Fußball

Mädchenfußball im Kreis Iserlohn kämpft weiter

Die Zahl der Fußballerinnen im Kreis Iserlohn lässt immer weiter nach. Gerade im Jugendbereich ist es immer schwieriger, den Spielbetrieb aufrecht zu erhalten.

Die Zahl der Fußballerinnen im Kreis Iserlohn lässt immer weiter nach. Gerade im Jugendbereich ist es immer schwieriger, den Spielbetrieb aufrecht zu erhalten.

Foto: Dietmar Reker

Platte Heide.  Koordinatorin beim Fußballkreis, Maria Schnurbus, rechnet mit schweren Zeiten. Der Verband muss etwas ändern, um die Juniorinnen zu unterstützen.

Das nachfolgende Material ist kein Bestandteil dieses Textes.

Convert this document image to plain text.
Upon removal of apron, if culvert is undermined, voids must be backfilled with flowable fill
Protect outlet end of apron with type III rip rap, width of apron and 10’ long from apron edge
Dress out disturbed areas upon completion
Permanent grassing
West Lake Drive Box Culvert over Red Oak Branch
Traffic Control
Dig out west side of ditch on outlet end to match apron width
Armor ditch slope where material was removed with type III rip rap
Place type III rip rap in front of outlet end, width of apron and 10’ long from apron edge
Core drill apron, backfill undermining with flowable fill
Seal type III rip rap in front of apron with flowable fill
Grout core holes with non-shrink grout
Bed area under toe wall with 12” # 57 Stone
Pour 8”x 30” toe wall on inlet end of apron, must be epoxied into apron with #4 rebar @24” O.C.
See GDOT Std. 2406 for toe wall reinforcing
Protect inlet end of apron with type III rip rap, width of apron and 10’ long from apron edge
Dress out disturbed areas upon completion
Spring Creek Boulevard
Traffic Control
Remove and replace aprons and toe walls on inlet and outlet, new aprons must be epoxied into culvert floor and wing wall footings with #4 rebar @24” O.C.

Die Frauenfußball-Weltmeisterschaft geht auf die Zielgerade. Das Turnier in Frankreich rückt die weiblichen Kickerinnen wieder in den Fokus. Doch an der Basis spürt man von dieser Aufmerksamkeit nichts. Die Sorgen in den Fußballkreisen sind groß. Maria Schnurbus, Koordinatorin für den Mädchenfußball im Fußballkreis Iserlohn, sieht schwere Zeiten auf die Mannschaften zukommen, wenn der Verband seine Richtlinien nicht anpasst.

Jungs oft im Fokus

„Nein, ich glaube die Frauen-WM ist gerade zu unpopulär, um einen positiven Effekt zu haben. Sie ist kaum präsent, im Vorfeld gab es keine Euphorie und unsere Frauen sind auch schon ausgeschieden. Ich glaube nicht, dass das zu einem Boom führen wird“, betont Maria Schnurbus im Hinblick auf die Frauen-Weltmeisterschaft. Die leise Hoffnung vieler Vereine, dass sich viele Mädchen von der WM anstecken lassen, um danach selbst gegen den Ball zu treten, wird sich wohl nicht erfüllen. Bis Sonntag können noch Mannschaften im Mädchenbereich gemeldet werden. „Wir kämpfen“, sagt die Ehrenamtspreisträgerin aus Platte Heide. Schon in den vergangenen Jahren nahm die Zahl der Mädchenmannschaften kontinuierlich ab. Warum es so schwierig ist, Mädchen für den Fußballsport zu begeistern, hat viele Gründe. „Es geht ja schon in den Schulen los. Meiner Meinung nach müsste es dort gezielte Mädchenfußball-Angebote geben, um das Interesse zu wecken. Aber oft stehen dann wieder die Jungs im Fokus. Bei den Grundschul- Stadtmeisterschaften haben insgesamt nur zwei Mädchen mitgespielt“, beobachtete Schnurbus.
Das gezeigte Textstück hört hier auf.